Le Parlement débat d’une réforme majeure du statut de la Banque centrale
Jeudi 10 avril 2025, la commission des finances et du budget de l’Assemblée des représentants du peuple (ARP) a tenu une session d’écoute consacrée aux porteurs des deux propositions de loi n°06/2023 et n°70/2024 visant à réviser et compléter la loi organique n°35-2016 fixant le statut de la Banque centrale de Tunisie (BCT).
Vers un rôle plus actif du BCT dans le financement de l’État
Les représentants de la première initiative (n°06/2023) ont plaidé pour un changement de paradigme : permettre à la BCT de financer directement la Trésorerie de l’État tunisien dans un cadre strict, tant sur le plan temporel que quantitatif. Selon eux, le recours systématique aux banques commerciales pour le financement interne a détourné ces établissements de leur vocation économique, tout en générant des charges supplémentaires pour l’État.
Parmi les propositions, la révision de l’article 10 pour autoriser l’achat de bons du Trésor par la BCT, et l’article 25 pour permettre un financement direct avec plafonnement temporel et budgétaire.
Le projet suggère également de confier la nomination du gouverneur de la BCT au président de la République, en conformité avec la Constitution du 25 juillet.

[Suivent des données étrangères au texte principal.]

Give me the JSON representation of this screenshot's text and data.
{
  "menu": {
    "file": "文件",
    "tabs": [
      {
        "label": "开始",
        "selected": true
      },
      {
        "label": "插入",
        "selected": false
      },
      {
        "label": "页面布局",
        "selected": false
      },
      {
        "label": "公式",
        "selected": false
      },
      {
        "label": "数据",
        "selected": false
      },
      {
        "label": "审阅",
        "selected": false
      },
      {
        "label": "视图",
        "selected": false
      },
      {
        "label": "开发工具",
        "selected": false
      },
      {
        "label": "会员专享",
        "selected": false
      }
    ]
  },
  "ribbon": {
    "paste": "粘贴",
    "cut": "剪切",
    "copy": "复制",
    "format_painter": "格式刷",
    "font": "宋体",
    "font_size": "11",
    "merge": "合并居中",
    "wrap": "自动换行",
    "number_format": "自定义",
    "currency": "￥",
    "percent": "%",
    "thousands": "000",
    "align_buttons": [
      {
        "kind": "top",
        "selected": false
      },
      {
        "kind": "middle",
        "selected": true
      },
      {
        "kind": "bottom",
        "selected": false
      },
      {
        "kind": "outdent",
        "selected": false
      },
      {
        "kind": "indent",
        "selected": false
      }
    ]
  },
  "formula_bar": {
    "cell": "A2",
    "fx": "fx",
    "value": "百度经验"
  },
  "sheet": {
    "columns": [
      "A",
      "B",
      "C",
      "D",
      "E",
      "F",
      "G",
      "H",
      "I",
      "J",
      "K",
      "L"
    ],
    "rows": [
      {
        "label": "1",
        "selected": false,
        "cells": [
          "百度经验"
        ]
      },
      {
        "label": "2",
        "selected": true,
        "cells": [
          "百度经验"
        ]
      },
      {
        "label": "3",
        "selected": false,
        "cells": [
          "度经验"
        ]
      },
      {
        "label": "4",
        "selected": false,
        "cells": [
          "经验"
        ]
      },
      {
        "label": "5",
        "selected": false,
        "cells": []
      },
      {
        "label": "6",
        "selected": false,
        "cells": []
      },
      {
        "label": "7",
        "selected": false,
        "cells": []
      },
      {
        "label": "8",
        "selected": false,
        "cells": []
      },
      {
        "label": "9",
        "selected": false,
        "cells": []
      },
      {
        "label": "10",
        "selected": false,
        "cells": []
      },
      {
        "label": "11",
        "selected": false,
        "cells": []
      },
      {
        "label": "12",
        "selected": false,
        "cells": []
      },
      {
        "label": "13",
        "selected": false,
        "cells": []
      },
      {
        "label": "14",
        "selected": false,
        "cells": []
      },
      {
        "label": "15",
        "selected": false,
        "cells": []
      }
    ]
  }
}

Une réforme intégrée à la nouvelle vision constitutionnelle
La seconde initiative (n°70/2024) vise une refonte plus large, avec la révision de 11 articles de la loi de 2016, et l’ajout de 3 dispositions transitoires. Elle ambitionne une harmonisation avec les exigences de la nouvelle Constitution, tout en fixant des garde-fous clairs pour l’implication du BCT dans le financement de l’État.
Les porteurs de cette proposition estiment que l’interdiction actuelle pour la BCT de financer directement le budget (article 25 al. 4) a coûté cher à la Tunisie : charges de la dette, dépendance accrue à l’emprunt extérieur, et stagnation économique. Le nouveau cadre permettrait d’endiguer l’inflation et de relancer l’investissement.
Un schéma monétaire alternatif proposé
Les mesures techniques proposées incluent :
L’achat par la BCT de titres d’État détenus par les banques, avec une baisse du taux d’intérêt à 1 %.
Le financement du service de la dette extérieure via les réserves en devises.
L’émission d’obligations internes par la BCT au profit de la Trésorerie.
Des facilités de financement à court terme à un taux plafonné de 1 %, dans une limite de 5 % des importations de l’année précédente.
Vers une version unifiée du projet de réforme
Face à l’importance du sujet, les députés ont unanimement demandé l’élaboration d’un texte législatif unifié, combinant les deux propositions. Certains élus ont regretté l’absence d’une approche plus politique ou “révolutionnaire” dans la philosophie des textes proposés, estimant que la réforme devrait refléter une vision d’avenir au service des générations futures.
Un consensus en cours de construction
En réponse, les auteurs des propositions ont affirmé que les textes résultent de consultations avec des experts économiques et financiers. Ils insistent sur l’impératif d’une coordination étroite entre politique monétaire et politique budgétaire, avec des garde-fous importants pour éviter les dérives inflationnistes. Ils ont également souligné que les divergences entre les deux textes sont techniques et non fondamentales, en particulier sur les mécanismes de plafonnement.
La commission a conclu ses travaux en chargeant les deux parties d’élaborer une version harmonisée du projet de loi, qui sera soumise à une nouvelle session d’examen.